The biological interpretation of significant overrepresentation is usually taken to be that the term \(t\) represents an important biological characteristic of the study set.

Example

Suppose that there is a population set of \(m=18\) genes, of which \(m_t=4\) genes are annotated to the term \(t\).
The outcome of an experiment conducted on all 18 genes of the population yields a set of 5 genes. This means that the study set consists of \(n=5\) genes.
Moreover, we observe that a total of \(n_t=3\) genes from the genes of the study set are annotated to term \(t\)

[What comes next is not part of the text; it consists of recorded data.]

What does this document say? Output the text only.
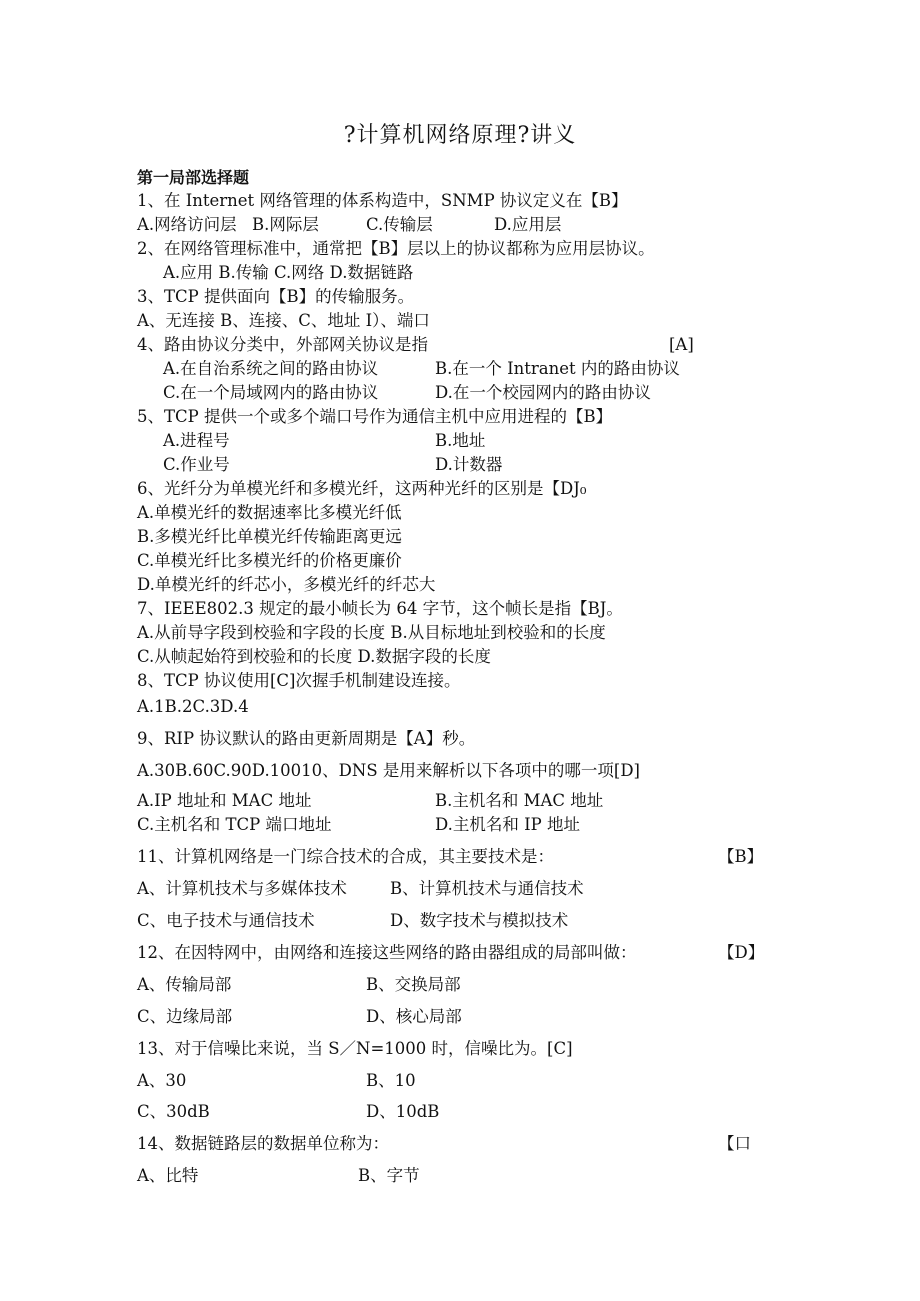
?计算机网络原理?讲义
第一局部选择题
1、在 Internet 网络管理的体系构造中，SNMP 协议定义在【B】
A.网络访问层 B.网际层	C.传输层	D.应用层
2、在网络管理标准中，通常把【B】层以上的协议都称为应用层协议。
A.应用 B.传输 C.网络 D.数据链路
3、TCP 提供面向【B】的传输服务。
A、无连接 B、连接、C、地址 I）、端口
4、路由协议分类中，外部网关协议是指	[A]
A.在自治系统之间的路由协议	B.在一个 Intranet 内的路由协议
C.在一个局域网内的路由协议	D.在一个校园网内的路由协议
5、TCP 提供一个或多个端口号作为通信主机中应用进程的【B】
A.进程号	B.地址
C.作业号	D.计数器
6、光纤分为单模光纤和多模光纤，这两种光纤的区别是【DJ₀
A.单模光纤的数据速率比多模光纤低
B.多模光纤比单模光纤传输距离更远
C.单模光纤比多模光纤的价格更廉价
D.单模光纤的纤芯小，多模光纤的纤芯大
7、IEEE802.3 规定的最小帧长为 64 字节，这个帧长是指【BJ。
A.从前导字段到校验和字段的长度 B.从目标地址到校验和的长度
C.从帧起始符到校验和的长度 D.数据字段的长度
8、TCP 协议使用[C]次握手机制建设连接。
A.1B.2C.3D.4
9、RIP 协议默认的路由更新周期是【A】秒。
A.30B.60C.90D.10010、DNS 是用来解析以下各项中的哪一项[D]
A.IP 地址和 MAC 地址	B.主机名和 MAC 地址
C.主机名和 TCP 端口地址	D.主机名和 IP 地址
11、计算机网络是一门综合技术的合成，其主要技术是：	【B】
A、计算机技术与多媒体技术	B、计算机技术与通信技术
C、电子技术与通信技术	D、数字技术与模拟技术
12、在因特网中，由网络和连接这些网络的路由器组成的局部叫做：	【D】
A、传输局部	B、交换局部
C、边缘局部	D、核心局部
13、对于信噪比来说，当 S／N=1000 时，信噪比为。[C]
A、30	B、10
C、30dB	D、10dB
14、数据链路层的数据单位称为：	【口
A、比特	B、字节
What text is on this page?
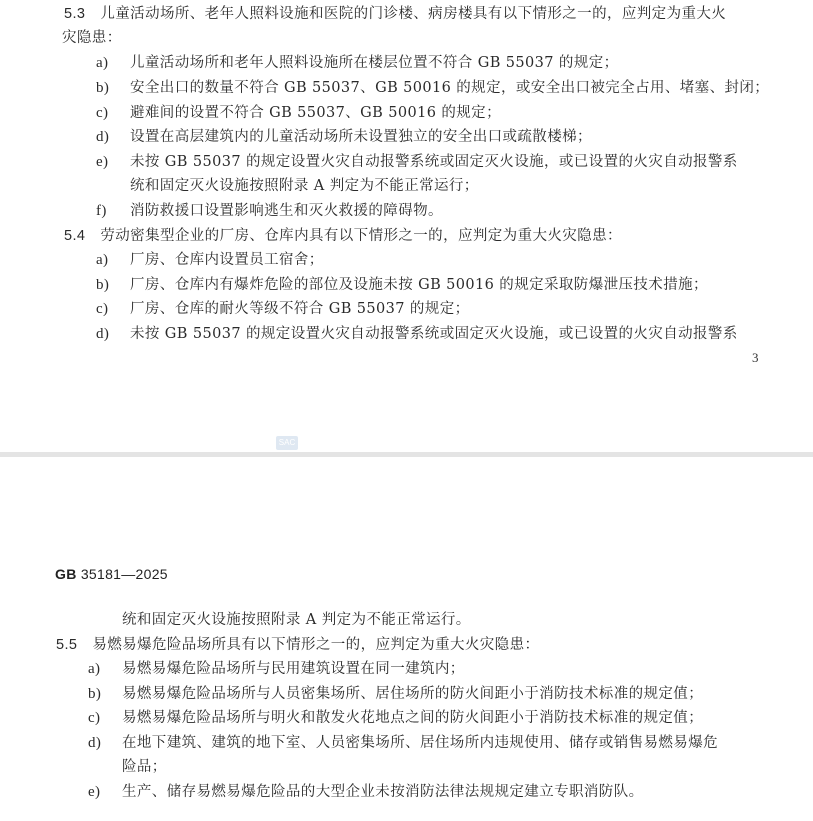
5.3 儿童活动场所、老年人照料设施和医院的门诊楼、病房楼具有以下情形之一的，应判定为重大火
灾隐患：
a) 儿童活动场所和老年人照料设施所在楼层位置不符合 GB 55037 的规定；
b) 安全出口的数量不符合 GB 55037、GB 50016 的规定，或安全出口被完全占用、堵塞、封闭；
c) 避难间的设置不符合 GB 55037、GB 50016 的规定；
d) 设置在高层建筑内的儿童活动场所未设置独立的安全出口或疏散楼梯；
e) 未按 GB 55037 的规定设置火灾自动报警系统或固定灭火设施，或已设置的火灾自动报警系
统和固定灭火设施按照附录 A 判定为不能正常运行；
f) 消防救援口设置影响逃生和灭火救援的障碍物。
5.4 劳动密集型企业的厂房、仓库内具有以下情形之一的，应判定为重大火灾隐患：
a) 厂房、仓库内设置员工宿舍；
b) 厂房、仓库内有爆炸危险的部位及设施未按 GB 50016 的规定采取防爆泄压技术措施；
c) 厂房、仓库的耐火等级不符合 GB 55037 的规定；
d) 未按 GB 55037 的规定设置火灾自动报警系统或固定灭火设施，或已设置的火灾自动报警系
3
SAC
GB 35181—2025
统和固定灭火设施按照附录 A 判定为不能正常运行。
5.5 易燃易爆危险品场所具有以下情形之一的，应判定为重大火灾隐患：
a) 易燃易爆危险品场所与民用建筑设置在同一建筑内；
b) 易燃易爆危险品场所与人员密集场所、居住场所的防火间距小于消防技术标准的规定值；
c) 易燃易爆危险品场所与明火和散发火花地点之间的防火间距小于消防技术标准的规定值；
d) 在地下建筑、建筑的地下室、人员密集场所、居住场所内违规使用、储存或销售易燃易爆危
险品；
e) 生产、储存易燃易爆危险品的大型企业未按消防法律法规规定建立专职消防队。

We would now like to analyze whether term \(t\) is significantly overrepresented in the study set and thus can be interpreted to represent an important result of the experiment:

\[ P(X_t\geq 3|H_0) = \frac{\displaystyle{5 \choose 3}\displaystyle{{13} \choose {2}}}{\displaystyle{18 \choose 5}} + \frac{\displaystyle{5 \choose 4}\displaystyle{{13} \choose {1}}}{\displaystyle{18 \choose 5}} = 0.044. \] - Since \(P(X_t\geq 3|H_0)=0.044<0.05=\alpha\), the null-hypotheses is rejected and the term may be interpreted as being characteristic of the experiment.